Censers at Teotihuacán were formed by attaching a face and mold-made appliques (called "adornos") to a narrow chimney. A bracket-shaped armature provides the substructure for additional adornos. The lightweight delicacy conveyed by Teotihuacán incensarios such as this one (see also 1985.501) contrasts against the heavier nature of Teotihuacan-style incensarios from Escuintla, Guatemala (see 1975.180), which are built around a conical substructure rather than a tubular chimney. The lid is particularly notable for the preservation of polychrome color, which lends it a sense of vibrancy. A human mask, painted red with polychrome detailing, stares out from an enclosure formed by the headdress and surrounding armature. Most scholars interpret these lids as small-scale replicas of deities or ancestral bundles peering out from temple shrines.

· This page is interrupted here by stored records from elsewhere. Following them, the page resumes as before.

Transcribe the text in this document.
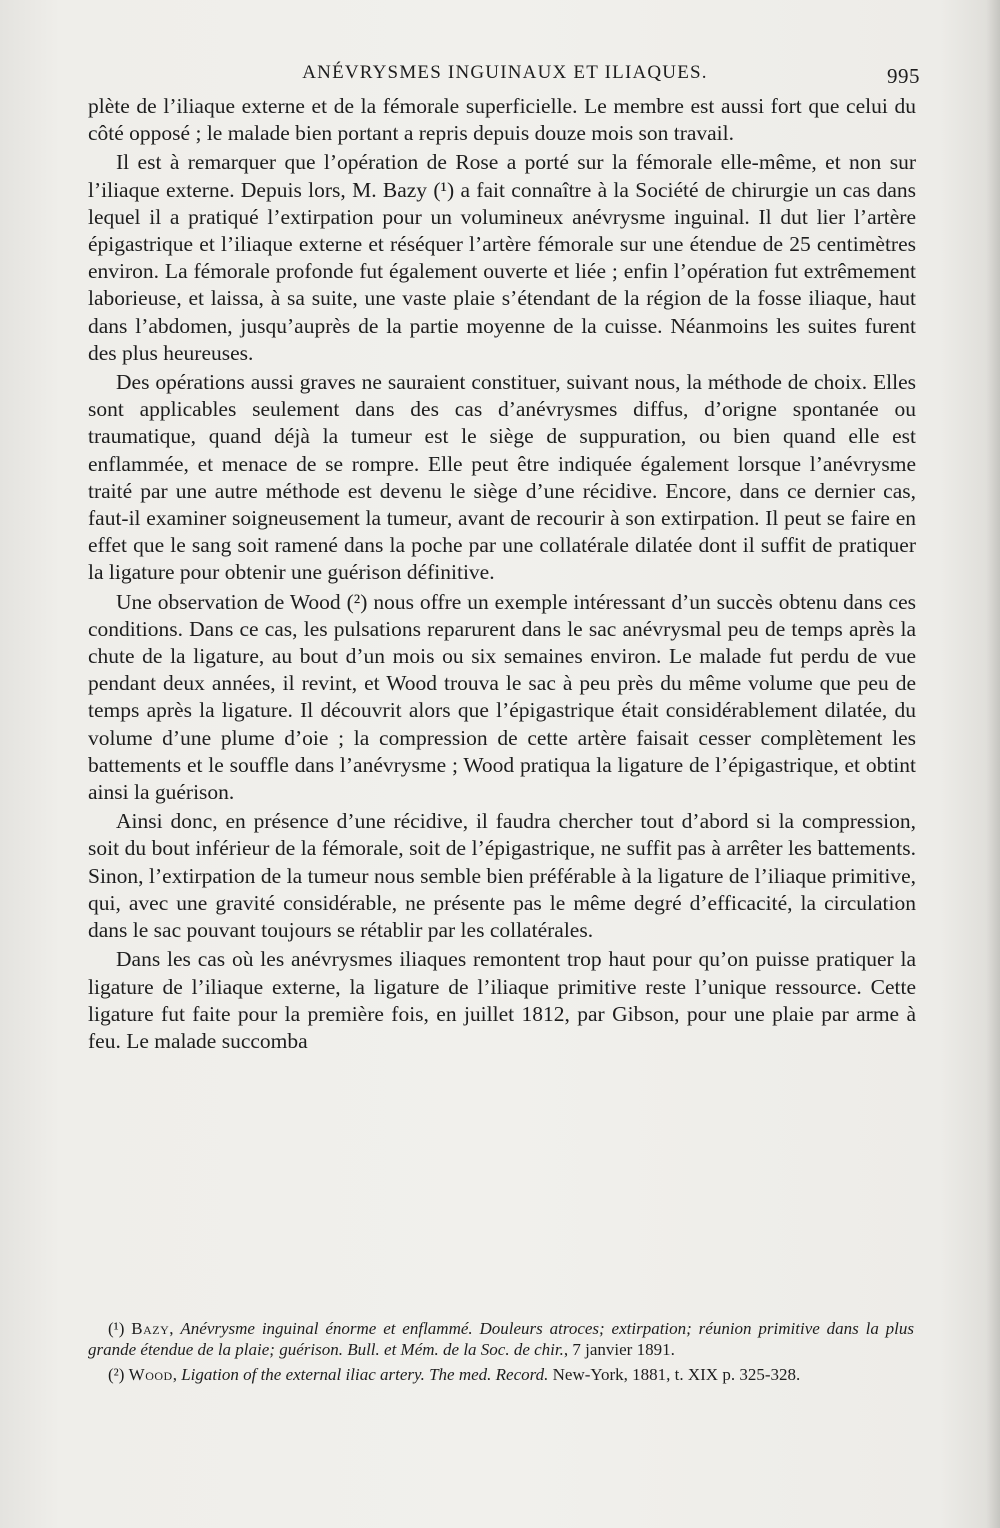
ANÉVRYSMES INGUINAUX ET ILIAQUES.	995

plète de l’iliaque externe et de la fémorale superficielle. Le membre est aussi fort que celui du côté opposé ; le malade bien portant a repris depuis douze mois son travail.

Il est à remarquer que l’opération de Rose a porté sur la fémorale elle-même, et non sur l’iliaque externe. Depuis lors, M. Bazy (¹) a fait connaître à la Société de chirurgie un cas dans lequel il a pratiqué l’extirpation pour un volumineux anévrysme inguinal. Il dut lier l’artère épigastrique et l’iliaque externe et réséquer l’artère fémorale sur une étendue de 25 centimètres environ. La fémorale profonde fut également ouverte et liée ; enfin l’opération fut extrêmement laborieuse, et laissa, à sa suite, une vaste plaie s’étendant de la région de la fosse iliaque, haut dans l’abdomen, jusqu’auprès de la partie moyenne de la cuisse. Néanmoins les suites furent des plus heureuses.

Des opérations aussi graves ne sauraient constituer, suivant nous, la méthode de choix. Elles sont applicables seulement dans des cas d’anévrysmes diffus, d’origne spontanée ou traumatique, quand déjà la tumeur est le siège de suppuration, ou bien quand elle est enflammée, et menace de se rompre. Elle peut être indiquée également lorsque l’anévrysme traité par une autre méthode est devenu le siège d’une récidive. Encore, dans ce dernier cas, faut-il examiner soigneusement la tumeur, avant de recourir à son extirpation. Il peut se faire en effet que le sang soit ramené dans la poche par une collatérale dilatée dont il suffit de pratiquer la ligature pour obtenir une guérison définitive.

Une observation de Wood (²) nous offre un exemple intéressant d’un succès obtenu dans ces conditions. Dans ce cas, les pulsations reparurent dans le sac anévrysmal peu de temps après la chute de la ligature, au bout d’un mois ou six semaines environ. Le malade fut perdu de vue pendant deux années, il revint, et Wood trouva le sac à peu près du même volume que peu de temps après la ligature. Il découvrit alors que l’épigastrique était considérablement dilatée, du volume d’une plume d’oie ; la compression de cette artère faisait cesser complètement les battements et le souffle dans l’anévrysme ; Wood pratiqua la ligature de l’épigastrique, et obtint ainsi la guérison.

Ainsi donc, en présence d’une récidive, il faudra chercher tout d’abord si la compression, soit du bout inférieur de la fémorale, soit de l’épigastrique, ne suffit pas à arrêter les battements. Sinon, l’extirpation de la tumeur nous semble bien préférable à la ligature de l’iliaque primitive, qui, avec une gravité considérable, ne présente pas le même degré d’efficacité, la circulation dans le sac pouvant toujours se rétablir par les collatérales.

Dans les cas où les anévrysmes iliaques remontent trop haut pour qu’on puisse pratiquer la ligature de l’iliaque externe, la ligature de l’iliaque primitive reste l’unique ressource. Cette ligature fut faite pour la première fois, en juillet 1812, par Gibson, pour une plaie par arme à feu. Le malade succomba

(¹) Bazy, Anévrysme inguinal énorme et enflammé. Douleurs atroces; extirpation; réunion primitive dans la plus grande étendue de la plaie; guérison. Bull. et Mém. de la Soc. de chir., 7 janvier 1891.

(²) Wood, Ligation of the external iliac artery. The med. Record. New-York, 1881, t. XIX p. 325-328.
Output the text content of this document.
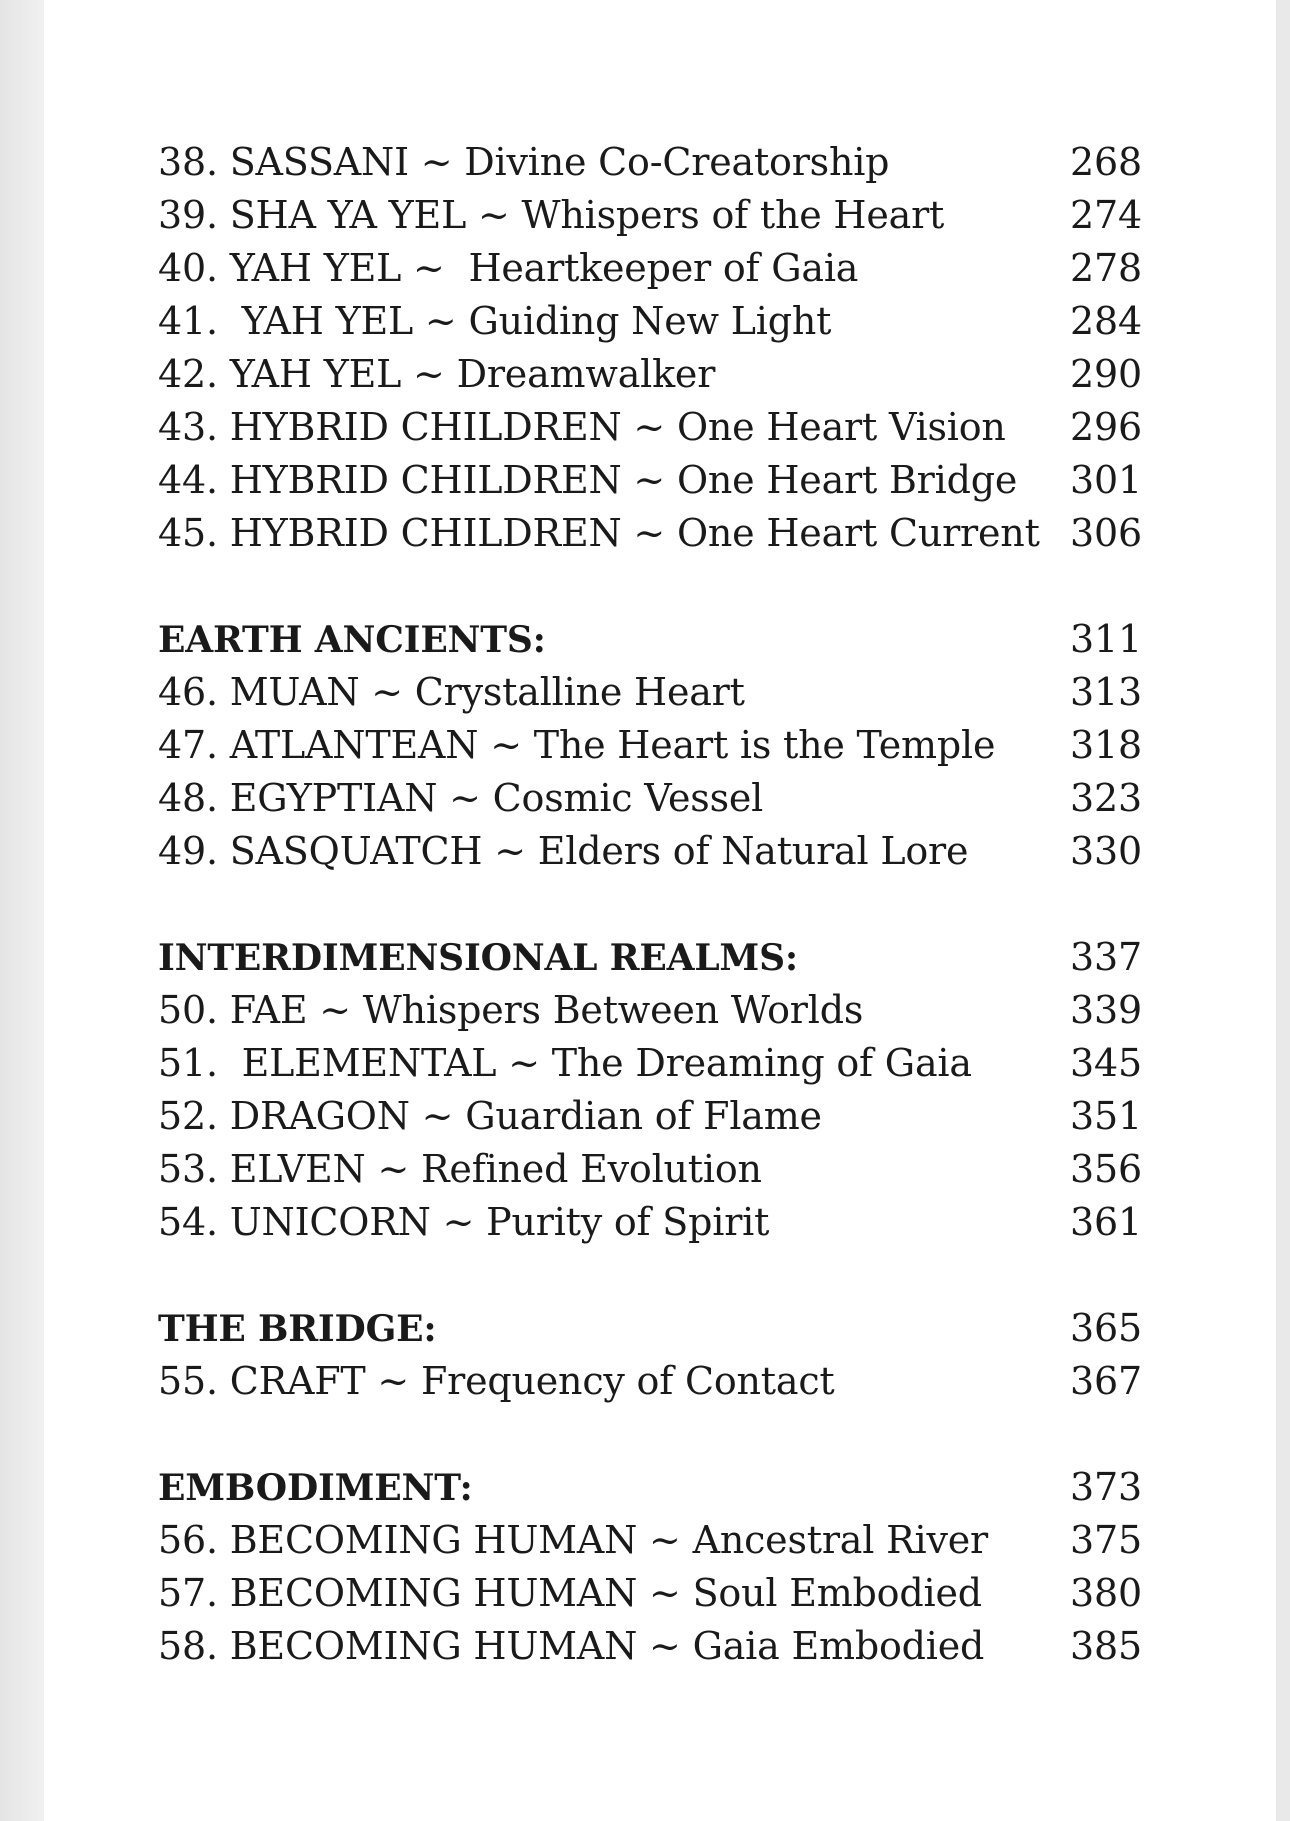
38. SASSANI ~ Divine Co-Creatorship	268
39. SHA YA YEL ~ Whispers of the Heart	274
40. YAH YEL ~  Heartkeeper of Gaia	278
41.  YAH YEL ~ Guiding New Light	284
42. YAH YEL ~ Dreamwalker	290
43. HYBRID CHILDREN ~ One Heart Vision 296
44. HYBRID CHILDREN ~ One Heart Bridge 301
45. HYBRID CHILDREN ~ One Heart Current 306
EARTH ANCIENTS:	311
46. MUAN ~ Crystalline Heart	313
47. ATLANTEAN ~ The Heart is the Temple 318
48. EGYPTIAN ~ Cosmic Vessel	323
49. SASQUATCH ~ Elders of Natural Lore	330
INTERDIMENSIONAL REALMS:	337
50. FAE ~ Whispers Between Worlds	339
51.  ELEMENTAL ~ The Dreaming of Gaia	345
52. DRAGON ~ Guardian of Flame	351
53. ELVEN ~ Refined Evolution	356
54. UNICORN ~ Purity of Spirit	361
THE BRIDGE:	365
55. CRAFT ~ Frequency of Contact	367
EMBODIMENT:	373
56. BECOMING HUMAN ~ Ancestral River 375
57. BECOMING HUMAN ~ Soul Embodied 380
58. BECOMING HUMAN ~ Gaia Embodied 385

The human mask wears large earflares and a large nose ornament in the form of an abstracted butterfly and stares out from beneath a large plumed headdress. The lower part of this headdress is decorated with a row of bundled darts (comparison with similar objects suggests these bundles may have been reattached to the lid upside-down). The puffy orange elements above them may be marigold blossoms. Atop the headdress are three naturalistically-rendered ears of corn. Below the face, atop the domed base of the lid are three round hemispheres. These may allude to the three hearthstones of creation, the mythical place where the world was born. The elements attached to the armature on either side of these spheres are the lower wings of butterflies. If positioned correctly, they would be rotated approximately 90 degrees, their tasseled ends angled outward. The lower part of the lid is decorated with a row of diminutive human figures with elaborate headdresses. The conical shape of their lower bodies suggests these may be mortuary bundles (see 1986.611). The bottom edge of the lid is ringed with the faces of quetzal birds, their feathers painted a naturalistic green, eyes rimmed with white, and beaks painted yellow.
The incensario base is less finely modeled and preserves less paint than the lid. Overall, the execution of decorative elements indicates that this was made by a different artist or workshop than the lid. As is typical for Teotihuacán incensarios made during this time, this base is flanked with earflares and wears a nose ornament, suggesting the base was conceived of as a symbolic human face.